Phenomena, Comment and Notes
As scientists probe deeper into whether animals really have consciousness, peripheral questions arise. If they think, do we really want to know what they think . . . about us?
- By John P. Wiley Jr.
- Smithsonian magazine, February 1997, Subscribe
(Page 2 of 4)
"When we come to the creek, I just walk across. What else? He stops, sticks out a foot, makes a big deal of stepping from rock to rock, finally gives a little jump to the other side. Why is he so afraid of water?
"Then the ground starts going up toward the sky. Big deal. I just keep walking. He comes up on an angle so he has to walk twice as far to get to the top. He is breathing hard like he has been running, but he has barely been moving. I'm feeling so good I can hardly keep my feet on the ground. So I race along the side of the hill, back and forth, in sheer exuberance. He finally makes it to the top, to the end of the pasture, to a fencerow that has come straight up the hill. Now I'm getting good smells, fresh ones. In and out of the bushes. Mice.

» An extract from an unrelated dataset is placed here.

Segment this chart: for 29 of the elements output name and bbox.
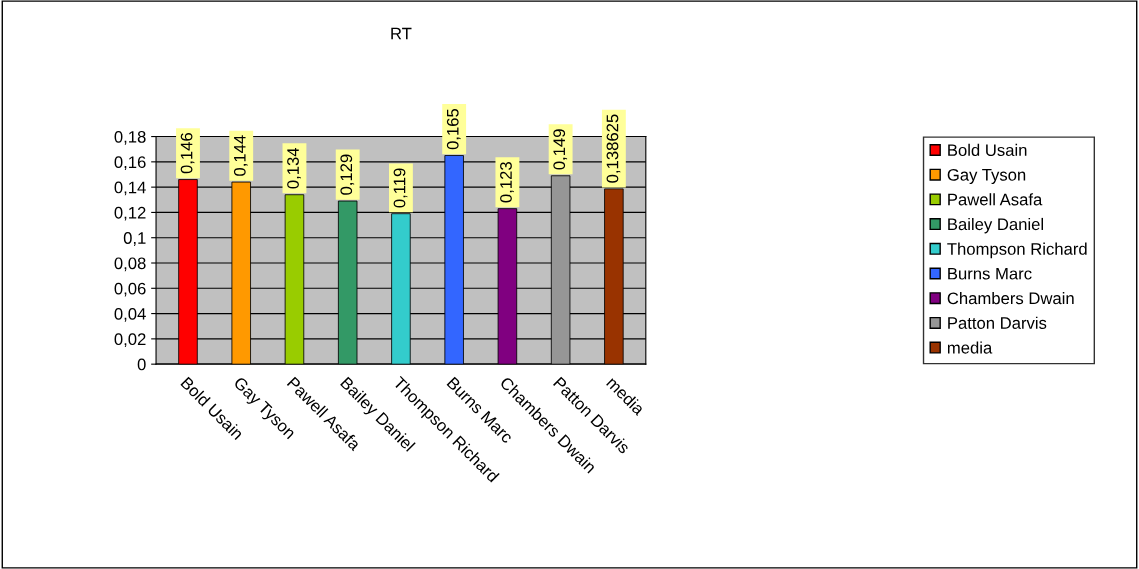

Foxes. Weasels. Dogs trying to mark my territory.
"Across the top of the hill. On one side of us now are the trees that always stay green. I can smell the leaping wild ones. They're here; I know they're here. Sometimes I find places full of their scent where the grass is all mashed down: the places where they sleep.
"We're alongside the naked trees now, walking easily where eight-foot-high flowers made it tough in the summer. He always crosses the barbed wire at the same place, where a rotting log makes it easier for him to step over. Being vertical must be a drag. I can walk under the fence in a hundred places.
"As we make our way through the bushes on the other side of the fence, we emerge into another pasture. He follows a grass-eater trail that descends the hill on an angle, moving slowly down. I go straight down (the slope isn't that steep!) and get to the bottom in one-fourth of the distance. Here there's a truly tiny stream, and yet he looks for a shallow place to cross.
"Red alert! A hot scent fills my being and I'm off, running effortlessly with my nose only inches from the ground. I start the wrong way and feel the scent cooling. Reverse direction, and the scent gets warmer and warmer . . . and then ends in that same little stream.
"Across this pasture we come to the big stream and the pond below the dam. He always stops here and looks around, but I know there is nothing of any interest because we have walked into the wind and I would have smelled it. To go upstream we have to climb over a stone wall that extends out from the dam. I walk up and jump down on the other side and start to walk. Oops, no two-foot. I look back and there's Old Clumsy, carefully putting one foot on a rock in the wall, then another foot on another rock. The wall only comes up to his shoulders, but he acts like he'd be killed if he slipped. Finally he's on top and drops down to the other side, which is only a little jump.
"It's so much easier now than it was in the summer. But still the long skinny green stems catch in his outer pelt (fur is so much easier); sometimes he actually cuts a path. Across the stream a flier is making a sound just like a two-foot laughing.